- You have to speak educationalese to understand them. Phrases such as, “Uses decoding skills, uses comprehension strategies, and recognizes and uses different genre and text features while reading” now abound on our report card without any proper explanation of what they mean. I felt compelled to write an explanation letter with each report card so that parents and students may actually have an idea of what it is they are being graded on. If I am doing a narrative letter, then why in the world am I also doing a report card?
- Numbers get converted to letter grades. We may urge parents to not think of a “4” as an “A+” but let’s face it, they do. My students did it the first day they got them and they will continue to do so no matter how many times I tell them not to. The only difference is that now everybody wants 4’s rather than A +’s.
- We are still quantifying some learning, even though you really can’t. I have to break down whether my students ask appropriate questions or follow multi-step directions into a grade, are they truly two grade levels above in their direction following or are they just at a 5th grade level? My head was spinning by the end of it.
- Learning that is supposed to be differentiated is not graded differently. So a child with special needs is graded the same way as a child without. That way we can ensure that all kids that struggle know that although they have worked very hard and have progressed, they will never be where their peers are. Take that you struggling learner!
- We don’t offer learning opportunities where children can prove they are accomplished. I have to follow a scripted math, science, social studies, and writing program. This is all crammed into very short amounts of time. Within that time I have to get through the lesson and then somehow leave time for enrichment so that my students can show me just how “accomplished” they are to get a 4. That doesn’t always happen. So although I strive to do project-based learning, I still have to get through my curriculum, and that does not allow for deeper exploration You may be accomplished in science, but I will probably never find out if I just follow the curriculum.
- We expect kids to learn at the same pace so we can evaluate at the same time. We forget that children gravitate toward different subjects, learn at different paces, and learn in different ways, and yet we grade them the same. What is our obsession with numbers and data? We test them just so we know what they supposedly know and if they do poorly then we have to teach them how to test better. That is sheer insanity to me. To have a single standard you have to decide that there is only one way to learn, and we know that to be false. When we don’t provide students with multiple opportunities to show us that they know we are not doing our job. Or at least I am not.
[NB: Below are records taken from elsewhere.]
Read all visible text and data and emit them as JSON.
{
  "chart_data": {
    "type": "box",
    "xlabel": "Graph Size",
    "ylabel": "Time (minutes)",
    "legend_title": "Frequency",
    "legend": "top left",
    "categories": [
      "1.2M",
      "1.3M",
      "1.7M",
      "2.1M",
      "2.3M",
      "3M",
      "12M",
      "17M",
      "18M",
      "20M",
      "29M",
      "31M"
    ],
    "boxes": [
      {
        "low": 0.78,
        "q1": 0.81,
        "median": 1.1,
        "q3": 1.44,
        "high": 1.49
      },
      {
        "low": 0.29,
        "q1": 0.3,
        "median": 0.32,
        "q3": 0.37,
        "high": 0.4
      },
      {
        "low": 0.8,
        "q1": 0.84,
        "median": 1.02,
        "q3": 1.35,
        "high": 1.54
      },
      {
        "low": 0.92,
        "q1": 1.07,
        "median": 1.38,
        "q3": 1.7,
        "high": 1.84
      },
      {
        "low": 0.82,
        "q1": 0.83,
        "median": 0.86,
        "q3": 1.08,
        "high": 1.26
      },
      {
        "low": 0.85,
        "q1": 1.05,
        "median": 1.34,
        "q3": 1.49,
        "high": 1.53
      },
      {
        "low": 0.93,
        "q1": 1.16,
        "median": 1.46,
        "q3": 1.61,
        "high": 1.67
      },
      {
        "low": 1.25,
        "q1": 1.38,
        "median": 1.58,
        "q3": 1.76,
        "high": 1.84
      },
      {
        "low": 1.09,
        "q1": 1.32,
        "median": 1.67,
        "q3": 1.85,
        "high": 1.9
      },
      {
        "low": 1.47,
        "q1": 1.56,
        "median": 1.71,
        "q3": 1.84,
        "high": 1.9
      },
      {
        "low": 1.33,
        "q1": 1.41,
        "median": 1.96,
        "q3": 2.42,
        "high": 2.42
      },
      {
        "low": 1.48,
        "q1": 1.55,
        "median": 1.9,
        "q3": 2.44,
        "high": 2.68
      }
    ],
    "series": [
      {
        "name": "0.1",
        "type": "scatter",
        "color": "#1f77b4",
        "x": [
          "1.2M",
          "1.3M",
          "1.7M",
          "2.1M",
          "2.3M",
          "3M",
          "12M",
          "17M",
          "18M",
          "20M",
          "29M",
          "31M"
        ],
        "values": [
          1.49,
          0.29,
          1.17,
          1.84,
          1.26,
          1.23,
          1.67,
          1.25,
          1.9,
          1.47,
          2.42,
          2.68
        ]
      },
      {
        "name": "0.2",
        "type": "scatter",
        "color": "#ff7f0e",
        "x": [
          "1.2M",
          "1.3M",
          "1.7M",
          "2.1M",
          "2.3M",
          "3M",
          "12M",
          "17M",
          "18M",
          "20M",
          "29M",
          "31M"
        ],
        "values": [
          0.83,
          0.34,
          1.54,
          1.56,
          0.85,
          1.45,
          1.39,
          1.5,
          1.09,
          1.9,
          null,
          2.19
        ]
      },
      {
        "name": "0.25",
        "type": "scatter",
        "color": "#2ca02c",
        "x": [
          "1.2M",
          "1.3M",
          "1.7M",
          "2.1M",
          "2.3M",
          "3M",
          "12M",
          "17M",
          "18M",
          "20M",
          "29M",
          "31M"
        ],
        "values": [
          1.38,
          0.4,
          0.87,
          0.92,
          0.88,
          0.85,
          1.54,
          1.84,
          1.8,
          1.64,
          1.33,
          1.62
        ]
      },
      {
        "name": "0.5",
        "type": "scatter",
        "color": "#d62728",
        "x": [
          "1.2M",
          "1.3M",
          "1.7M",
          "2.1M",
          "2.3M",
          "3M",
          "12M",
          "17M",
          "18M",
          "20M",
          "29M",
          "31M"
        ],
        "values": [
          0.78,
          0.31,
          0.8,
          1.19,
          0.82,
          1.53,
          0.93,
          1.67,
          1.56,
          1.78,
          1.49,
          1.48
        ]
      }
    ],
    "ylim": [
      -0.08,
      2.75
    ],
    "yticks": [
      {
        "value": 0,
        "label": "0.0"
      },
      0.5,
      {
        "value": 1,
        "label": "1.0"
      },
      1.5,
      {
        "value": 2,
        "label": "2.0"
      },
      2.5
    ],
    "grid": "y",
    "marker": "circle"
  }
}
- It is still not narrative. Standards based report cards offer us four grading options; 1, 2, 3, and 4, and yet still leaves the recipient wondering what they need to work on. Sure they may have received a “2” in summarizing but that “2” does not tell them what they need to work on; the teacher does hopefully through goal setting with the student. I itched to add comments to every single box to explain exactly what the child should work on, but I didn’t, because it defeats the purpose of a quick way to show learning. I will always feel that report cards are obsolete in a classroom where feedback is continually given and goals are set along with te student. Having moved to standards based report cards only solidifies that opinion.
What do you think? Are standards based report cards better than traditional report cards? Am I missing the point of them or being too harsh? Are they just lipstick on a pig?I would love to have a discussion regarding this.